Il arrive parfois que des relations conflictuelles entre artistes et producteurs naissent, comme dans le cas de Johnny Hallyday et la maison de disques « Universal Music ». Que devient alors le contrat d’enregistrement et qu’en est-il des œuvres rendues publiques par la maison de disques ? En bref, à qui appartiennent les droits et les masters ?

 

          B. Le sort particulier des œuvres produites par l’artiste-interprète

 

Les œuvres réalisées par l’artiste-interprète et produites par la maison de disques pendant la durée de la relation contractuelle sont appelés « masters » ou « bandes-mères masterisées ». Ce sont plus précisément tous les enregistrements originaux à partir desquels les œuvres sont dupliquées. Il est ici primordial de porter une attention particulière sur un point : la propriété des masters dépend de la qualification de ceux-ci. Si le master est qualifié de bien meuble, c’est une propriété corporelle et il y a lieu d’appliquer les règles du Code civil concernant le droit des biens  : celui qui dispose de la propriété corporelle de l’œuvre n’est investi d’aucun des droits moraux et patrimoniaux de celle-ci. Ceux-ci sont les droits incorporels qui sont la propriété du producteur, au sens de l’article L.213-1 du Code de la propriété intellectuelle, c’est-à-dire qu’il faut être « la personne physique ou morale, qui a l’initiative et la responsabilité de la première fixation d’une séquence de son ».

 

Pour illustrer ce qu’il advient des masters une fois produits, l’exemple de Johnny Hallyday semble s’y prêter. La chambre sociale de la Cour de cassation a rendu un arrêt en ce sens le 20 décembre 2006 (Note 2), lorsque celui-ci avait demandé la rupture du contrat qui le liait à sa maison de disques. La cour de cassation a répondu à plusieurs questions, qui jusque-là restaient relativement floues : quelles sont les conséquences de la rupture du contrat d’enregistrement entre un artiste-interprète et sa maison de disques ? Plus clairement, toutes les œuvres produites, rendues publiques ou non, jusqu’à cette rupture (ou non) appartiennent-elles au producteur ou à l’artiste?

 

Avant toute jurisprudence sur le sujet, l’article L. 111-3 du Code de propriété intellectuelle a tenté de régler cette question en affirmant que la propriété incorporelle, c’est-à-dire le droit qui comporte les attributs d’ordre intellectuel et moral et d’ordre patrimonial, est indépendante de la propriété de l’objet matériel. L’explication semble encore compliquée. L’article explique que l’acquéreur de l’objet matériel n’est investi d’aucun des droits prévus dans le code de propriété intellectuelle : détenir la propriété matérielle des masters ne permet pas pour autant de les exploiter. Aucun droit d’auteur n’y est associé, donc leur jouissance n’est pas octroyée à celui qui détient l’objet matériel. Pour répondre simplement à la question, les droits d’exploitation, soit ceux qui relèvent de la propriété incorporelle, appartiennent au producteur, qui est désigné dans le contrat d’enregistrement, comme étant le cessionnaire des droits voisins de l’artiste.

 

L’arrêt du 20 décembre 2006 avait donc donné une réponse claire par son attendu de principe et était venu ajouter une clarification à l’article L. 111-3 du Code de propriété intellectuelle : la résiliation d’un commun accord du contrat d’enregistrement exclusif, n’y met fin que pour l’avenir de sorte qu’elle n’a pas pour effet d’anéantir rétroactivement les cessions antérieurement intervenues sur les enregistrements réalisés en cours de contrat.
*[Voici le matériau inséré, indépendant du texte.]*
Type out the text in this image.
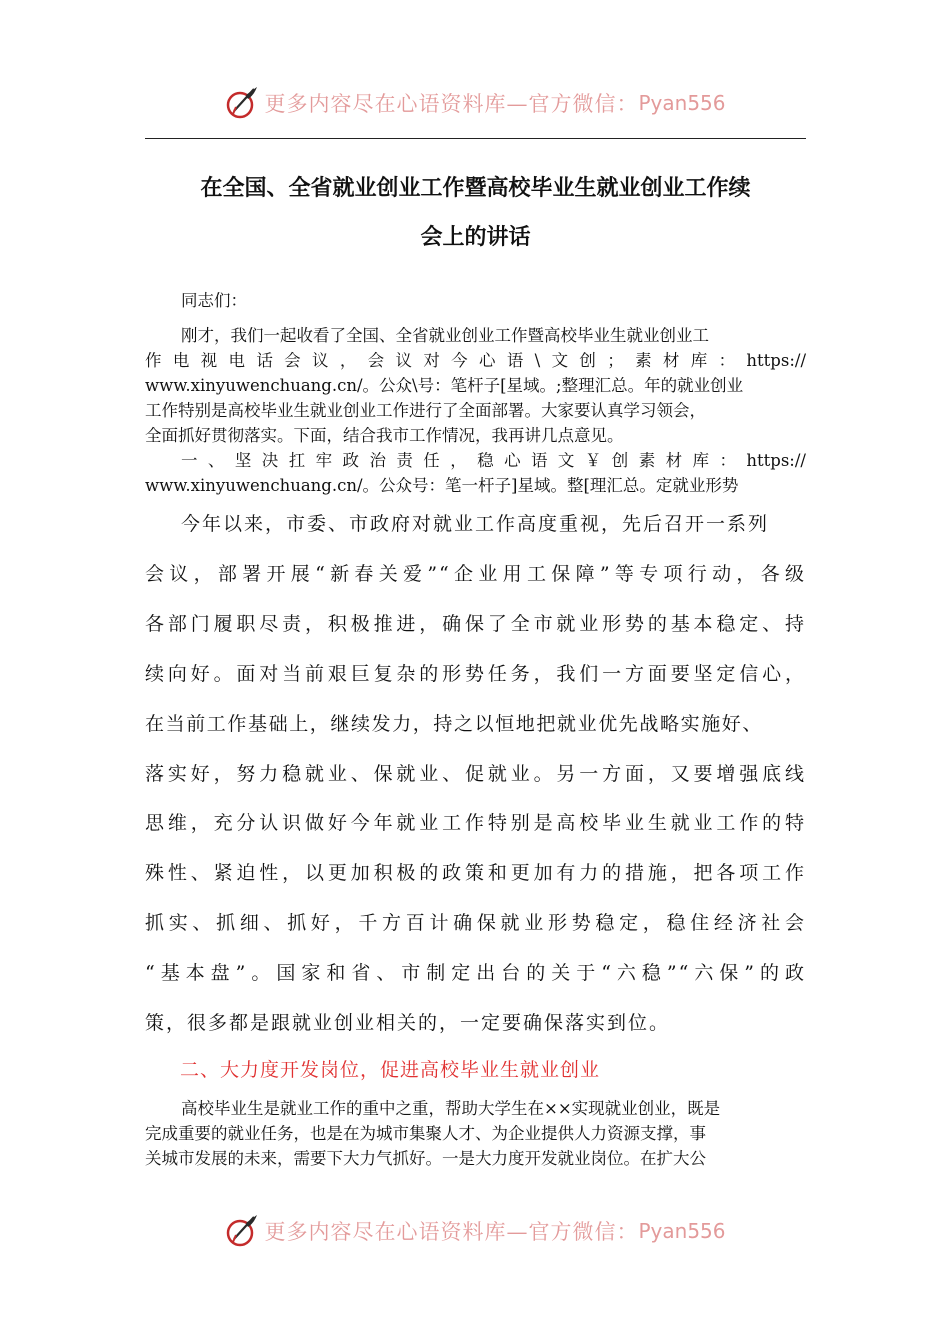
更多内容尽在心语资料库—官方微信： Pyan556
在全国、全省就业创业工作暨高校毕业生就业创业工作续
会上的讲话
同志们：
刚才，我们一起收看了全国、全省就业创业工作暨高校毕业生就业创业工
作电视电话会议，会议对今心语\文创；素材库：https://
www.xinyuwenchuang.cn/。公众\号：笔杆子[星域。;整理汇总。年的就业创业
工作特别是高校毕业生就业创业工作进行了全面部署。大家要认真学习领会，
全面抓好贯彻落实。下面，结合我市工作情况，我再讲几点意见。
一、坚决扛牢政治责任，稳心语文￥创素材库：https://
www.xinyuwenchuang.cn/。公众号：笔一杆子]星域。整[理汇总。定就业形势
今年以来，市委、市政府对就业工作高度重视，先后召开一系列
会议，部署开展“新春关爱”“企业用工保障”等专项行动，各级
各部门履职尽责，积极推进，确保了全市就业形势的基本稳定、持
续向好。面对当前艰巨复杂的形势任务，我们一方面要坚定信心，
在当前工作基础上，继续发力，持之以恒地把就业优先战略实施好、
落实好，努力稳就业、保就业、促就业。另一方面，又要增强底线
思维，充分认识做好今年就业工作特别是高校毕业生就业工作的特
殊性、紧迫性，以更加积极的政策和更加有力的措施，把各项工作
抓实、抓细、抓好，千方百计确保就业形势稳定，稳住经济社会
“基本盘”。国家和省、市制定出台的关于“六稳”“六保”的政
策，很多都是跟就业创业相关的，一定要确保落实到位。
二、大力度开发岗位，促进高校毕业生就业创业
高校毕业生是就业工作的重中之重，帮助大学生在××实现就业创业，既是
完成重要的就业任务，也是在为城市集聚人才、为企业提供人力资源支撑，事
关城市发展的未来，需要下大力气抓好。一是大力度开发就业岗位。在扩大公
更多内容尽在心语资料库—官方微信： Pyan556
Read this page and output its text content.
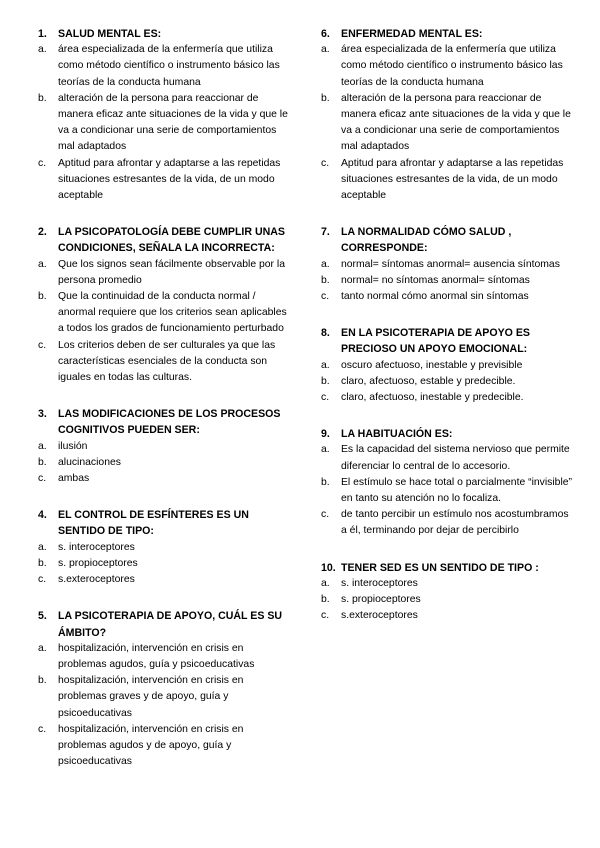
1. SALUD MENTAL ES:
a. área especializada de la enfermería que utiliza como método científico o instrumento básico las teorías de la conducta humana
b. alteración de la persona para reaccionar de manera eficaz ante situaciones de la vida y que le va a condicionar una serie de comportamientos mal adaptados
c. Aptitud para afrontar y adaptarse a las repetidas situaciones estresantes de la vida, de un modo aceptable
2. LA PSICOPATOLOGÍA DEBE CUMPLIR UNAS CONDICIONES, SEÑALA LA INCORRECTA:
a. Que los signos sean fácilmente observable por la persona promedio
b. Que la continuidad de la conducta normal / anormal requiere que los criterios sean aplicables a todos los grados de funcionamiento perturbado
c. Los criterios deben de ser culturales ya que las características esenciales de la conducta son iguales en todas las culturas.
3. LAS MODIFICACIONES DE LOS PROCESOS COGNITIVOS PUEDEN SER:
a. ilusión
b. alucinaciones
c. ambas
4. EL CONTROL DE ESFÍNTERES ES UN SENTIDO DE TIPO:
a. s. interoceptores
b. s. propioceptores
c. s.exteroceptores
5. LA PSICOTERAPIA DE APOYO, CUÁL ES SU ÁMBITO?
a. hospitalización, intervención en crisis en problemas agudos, guía y psicoeducativas
b. hospitalización, intervención en crisis en problemas graves y de apoyo, guía y psicoeducativas
c. hospitalización, intervención en crisis en problemas agudos y de apoyo, guía y psicoeducativas
6. ENFERMEDAD MENTAL ES:
a. área especializada de la enfermería que utiliza como método científico o instrumento básico las teorías de la conducta humana
b. alteración de la persona para reaccionar de manera eficaz ante situaciones de la vida y que le va a condicionar una serie de comportamientos mal adaptados
c. Aptitud para afrontar y adaptarse a las repetidas situaciones estresantes de la vida, de un modo aceptable
7. LA NORMALIDAD CÓMO SALUD , CORRESPONDE:
a. normal= síntomas anormal= ausencia síntomas
b. normal= no síntomas anormal= síntomas
c. tanto normal cómo anormal sin síntomas
8. EN LA PSICOTERAPIA DE APOYO ES PRECIOSO UN APOYO EMOCIONAL:
a. oscuro afectuoso, inestable y previsible
b. claro, afectuoso, estable y predecible.
c. claro, afectuoso, inestable y predecible.
9. LA HABITUACIÓN ES:
a. Es la capacidad del sistema nervioso que permite diferenciar lo central de lo accesorio.
b. El estímulo se hace total o parcialmente “invisible” en tanto su atención no lo focaliza.
c. de tanto percibir un estímulo nos acostumbramos a él, terminando por dejar de percibirlo
10. TENER SED ES UN SENTIDO DE TIPO :
a. s. interoceptores
b. s. propioceptores
c. s.exteroceptores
Cette jurisprudence s’applique également de façon légitime aux masters produits dans le cadre contractuel. Ainsi, dans cette affaire, le producteur restait cessionnaire des droits voisins de l’artiste-interprète sur les enregistrements réalisés, et il avait en conséquence à bon droit refusé la demande de restitution des bandes mères masterisées.

 

Le producteur reste donc généralement propriétaire des masters, ce qui parait légitime dans la mesure où c’est celui qui a pris l’initiative et a financé les enregistrements, d’après la lettre de l’article L.213-1 du Code de propriété intellectuelle.

 

II. L’extinction du contrat d’artiste : entre continuation de l’exclusivité et libération de l’artiste-interprète

 

Une fois le contrat d’artiste mené à son terme, plusieurs situations sont à prendre en considération, notamment en ce qui concerne la libération de l’artiste-interprète, mais également ce qui découle de cette extinction selon si l’on est en hypothèse de résolution du contrat, ou de sa résiliation.

 

          A. Les clauses spécifiques au contrat d’artiste : une libération partielle de l’artiste-interprète

 

Plusieurs clauses dans le contrat d’enregistrement règlent les relations post-contractuelles. Ainsi, au terme du contrat, l’artiste n’est plus lié par la clause d’exclusivité qui est, le plus généralement, prévue dans le contrat. Pour autant, est-ce que le terme du contrat libère totalement l’artiste ?

 

La réponse est négative, en ce sens où certaines clauses du contrat seront encore appliquées après la relation contractuelle. Ceci est le cas notamment pour ce qui a été développé précédemment, c’est-à-dire pour la clause relative à la propriété des masters, mais également pour la clause qu’on appelle « back-catalogue ».

 

En ce qui concerne les masters, il est généralement prévu que le producteur reste propriétaire des masters à l’expiration du contrat. De plus, la clause « back-catalogue » stipule que le producteur reste cessionnaire exclusif des droits d’exploitation sur les enregistrements, à concurrence de la durée des droits voisins. Une fois la relation contractuelle arrivée à son terme, le producteur pourra donc continuer d’exploiter les enregistrements, les dupliquer par exemple dans des compilations, sans oublier pour autant de respecter le droit moral de l’artiste.

 

Toutefois, dans la plupart des contrats d’enregistrement, la clause de catalogue prévoit également une interdiction pour l’artiste de réenregistrer les titres pour son propre compte ou le compte d’un autre producteur, avec une certaine durée prévue dans la clause. La clause de catalogue est-elle alors une clause de non-concurrence ?

 

Tout dépend des conditions de la clause de catalogue, il faudrait pour cela qu’elle remplisse les mêmes conditions de validité de la clause de non-concurrence, et qu’elle soit assortie d’une contrepartie financière pour qu’elle soit qualifiée de clause de non-concurrence. Ceci est notamment expliqué par un arrêt du 10 juillet 2002 de la chambre sociale (Note 3) dans lequel la Cour de cassation affirme que la clause doit être indispensable à la protection des intérêts légitimes de l’entreprise, limitée dans le temps et l’espace, tenir compte des spécificités de l’emploi du salarié et être assortie d’une contrepartie financière.

 

En pratique, cette clause est considérée comme une extension de l’exclusivité qui a pour objet d’interdire à l’artiste, une fois la période d’exclusivité arrivée à son terme, d’enregistrer pour son propre compte ou celui d’un tiers et d’exploiter tout nouvel enregistrement d’un titre récemment enregistré avec la maison de disque.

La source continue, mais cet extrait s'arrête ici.